Plot the survival curves

ggsurvplot(fit,
           data = cleaned_clinical_df,
           pval = TRUE,
           risk.table = TRUE,
           main = "Kaplan-Meier Overall Survival Curves for Early vs Late Stage",
           xlab = "Time since diagnosis (days)",
           ylab = "Probability of survival")

Perform log-rank test

Code
fit2 <- survdiff(Surv(overall_survival, deceased) ~ stage_group, data = cleaned_clinical_df) 
fit2
Call:
survdiff(formula = Surv(overall_survival, deceased) ~ stage_group, 
    data = cleaned_clinical_df)

n=101, 340 observations deleted due to missingness.
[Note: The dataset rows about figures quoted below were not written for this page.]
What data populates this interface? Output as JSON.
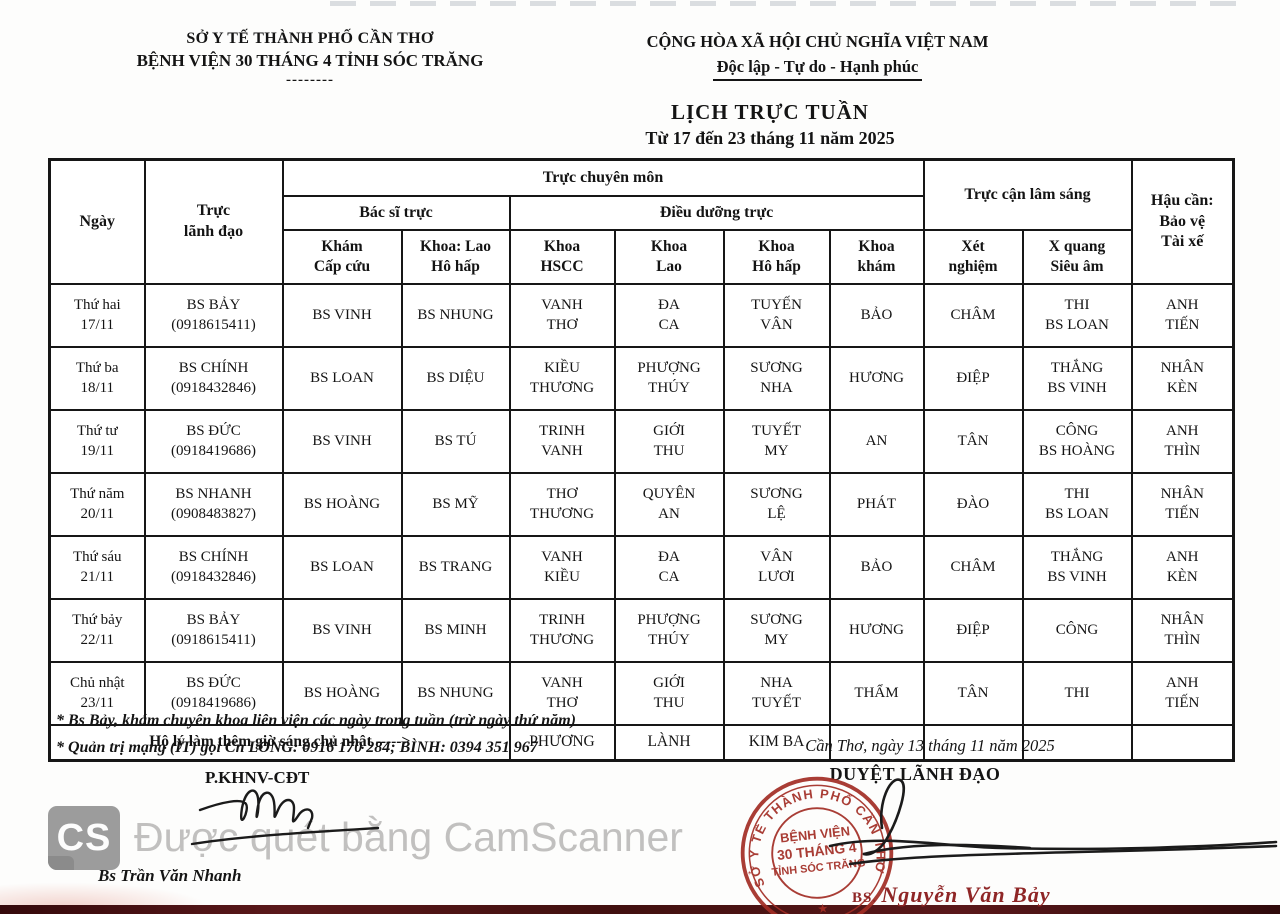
{
  "page": {
    "header_left": {
      "line1": "SỞ Y TẾ THÀNH PHỐ CẦN THƠ",
      "line2": "BỆNH VIỆN 30 THÁNG 4 TỈNH SÓC TRĂNG",
      "divider": "--------"
    },
    "header_right": {
      "line1": "CỘNG HÒA XÃ HỘI CHỦ NGHĨA VIỆT NAM",
      "line2": "Độc lập - Tự do - Hạnh phúc"
    },
    "title": "LỊCH TRỰC TUẦN",
    "subtitle": "Từ  17 đến 23 tháng 11 năm 2025"
  },
  "table": {
    "header": {
      "ngay": "Ngày",
      "truc_lanh_dao": "Trực\nlãnh đạo",
      "truc_chuyen_mon": "Trực chuyên môn",
      "bac_si_truc": "Bác sĩ trực",
      "dieu_duong_truc": "Điều dưỡng trực",
      "truc_can_lam_sang": "Trực cận lâm sáng",
      "hau_can": "Hậu cần:\nBảo vệ\nTài xế",
      "sub": [
        "Khám\nCấp cứu",
        "Khoa: Lao\nHô hấp",
        "Khoa\nHSCC",
        "Khoa\nLao",
        "Khoa\nHô hấp",
        "Khoa\nkhám",
        "Xét\nnghiệm",
        "X quang\nSiêu âm"
      ]
    },
    "rows": [
      {
        "day": "Thứ hai\n17/11",
        "leader": "BS BẢY\n(0918615411)",
        "cells": [
          "BS VINH",
          "BS NHUNG",
          "VANH\nTHƠ",
          "ĐA\nCA",
          "TUYẾN\nVÂN",
          "BẢO",
          "CHÂM",
          "THI\nBS LOAN",
          "ANH\nTIẾN"
        ]
      },
      {
        "day": "Thứ ba\n18/11",
        "leader": "BS CHÍNH\n(0918432846)",
        "cells": [
          "BS LOAN",
          "BS DIỆU",
          "KIỀU\nTHƯƠNG",
          "PHƯỢNG\nTHÚY",
          "SƯƠNG\nNHA",
          "HƯƠNG",
          "ĐIỆP",
          "THẮNG\nBS VINH",
          "NHÂN\nKÈN"
        ]
      },
      {
        "day": "Thứ tư\n19/11",
        "leader": "BS ĐỨC\n(0918419686)",
        "cells": [
          "BS VINH",
          "BS TÚ",
          "TRINH\nVANH",
          "GIỚI\nTHU",
          "TUYẾT\nMY",
          "AN",
          "TÂN",
          "CÔNG\nBS HOÀNG",
          "ANH\nTHÌN"
        ]
      },
      {
        "day": "Thứ năm\n20/11",
        "leader": "BS NHANH\n(0908483827)",
        "cells": [
          "BS HOÀNG",
          "BS MỸ",
          "THƠ\nTHƯƠNG",
          "QUYÊN\nAN",
          "SƯƠNG\nLỆ",
          "PHÁT",
          "ĐÀO",
          "THI\nBS LOAN",
          "NHÂN\nTIẾN"
        ]
      },
      {
        "day": "Thứ sáu\n21/11",
        "leader": "BS CHÍNH\n(0918432846)",
        "cells": [
          "BS LOAN",
          "BS TRANG",
          "VANH\nKIỀU",
          "ĐA\nCA",
          "VÂN\nLƯƠI",
          "BẢO",
          "CHÂM",
          "THẮNG\nBS VINH",
          "ANH\nKÈN"
        ]
      },
      {
        "day": "Thứ bảy\n22/11",
        "leader": "BS BẢY\n(0918615411)",
        "cells": [
          "BS VINH",
          "BS MINH",
          "TRINH\nTHƯƠNG",
          "PHƯỢNG\nTHÚY",
          "SƯƠNG\nMY",
          "HƯƠNG",
          "ĐIỆP",
          "CÔNG",
          "NHÂN\nTHÌN"
        ]
      },
      {
        "day": "Chủ nhật\n23/11",
        "leader": "BS ĐỨC\n(0918419686)",
        "cells": [
          "BS HOÀNG",
          "BS NHUNG",
          "VANH\nTHƠ",
          "GIỚI\nTHU",
          "NHA\nTUYẾT",
          "THẨM",
          "TÂN",
          "THI",
          "ANH\nTIẾN"
        ]
      }
    ],
    "ho_ly_row": {
      "label": "Hộ lý làm thêm giờ sáng chủ nhật  ----->",
      "cells": [
        "PHƯƠNG",
        "LÀNH",
        "KIM BA",
        "",
        "",
        "",
        ""
      ]
    }
  },
  "footer": {
    "note1": "* Bs Bảy, khám chuyên khoa liên viện các ngày trong tuần (trừ ngày thứ năm)",
    "note2": "* Quản trị mạng (IT) gọi Cn LONG: 0916 170 284; BÌNH: 0394 351 967",
    "dept": "P.KHNV-CĐT",
    "place_date": "Cần Thơ, ngày 13 tháng 11 năm 2025",
    "approve": "DUYỆT LÃNH ĐẠO",
    "signer_left": "Bs Trần Văn Nhanh",
    "signer_right_prefix": "BS.",
    "signer_right_name": "Nguyễn Văn Bảy"
  },
  "stamp": {
    "arc_text": "SỞ Y TẾ THÀNH PHỐ CẦN THƠ",
    "center_line1": "BỆNH VIỆN",
    "center_line2": "30 THÁNG 4",
    "center_line3": "TỈNH SÓC TRĂNG",
    "star": "★",
    "color": "#a22d25"
  },
  "watermark": {
    "logo": "CS",
    "text": "Được quét bằng CamScanner"
  }
}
                   N Observed Expected (O-E)^2/E (O-E)^2/V
stage_group=Early 65       65     74.5      1.20      4.83
stage_group=Late  36       36     26.5      3.37      4.83

 Chisq= 4.8  on 1 degrees of freedom, p= 0.03 
Code
##### Survival analysis using TCGAbiolink
## Did not work due to bugs in the function

# TCGAanalyze_survival(
# data = cleaned_clinical_df,
# clusterCol = c("stage_group", "gender"),
# main = "Kaplan-Meier Overall Survival Curves",
# height = 10,
# width = 10,
# ylab = "Probability of survival",
# xlab = "Time since diagnosis (days)",
# filename = "survival.pdf",
# color = NULL,
# dpi = 300,
# legend.position = "inside",
# legend.title.position = "top",
# legend.ncols = 1,
# add.legend = TRUE,
# print.value = TRUE,
# add.points = TRUE
# )

ADDITIONAL ANALYSIS

To gain a comprehensive understanding of the dataset without specific hypotheses, I would explore the following analyses:

Correlation Analysis

Investigate correlations between miRNA expression levels and clinical parameters such as patient age, gender, and survival status to identify potential associations.

Network Analysis

Construct protein-protein interaction (PPI) networks of differentially expressed miRNAs or genes to uncover functional relationships and pathways implicated in COAD.

Dimensionality Reduction

Apply techniques like principal component analysis (PCA) or t-distributed stochastic neighbor embedding (t-SNE) to visualize high-dimensional data and identify clusters or patterns within the dataset.

Enrichment Analysis

Perform pathway enrichment analysis (e.g., GO analysis, KEGG pathways) to elucidate biological processes and pathways enriched with differentially expressed genes, providing insights into molecular mechanisms underlying COAD progression.

These analyses aim to provide a comprehensive exploration of the TCGA-COAD dataset, offering insights into miRNA regulation, clinical outcomes, and potential therapeutic targets in colon adenocarcinoma.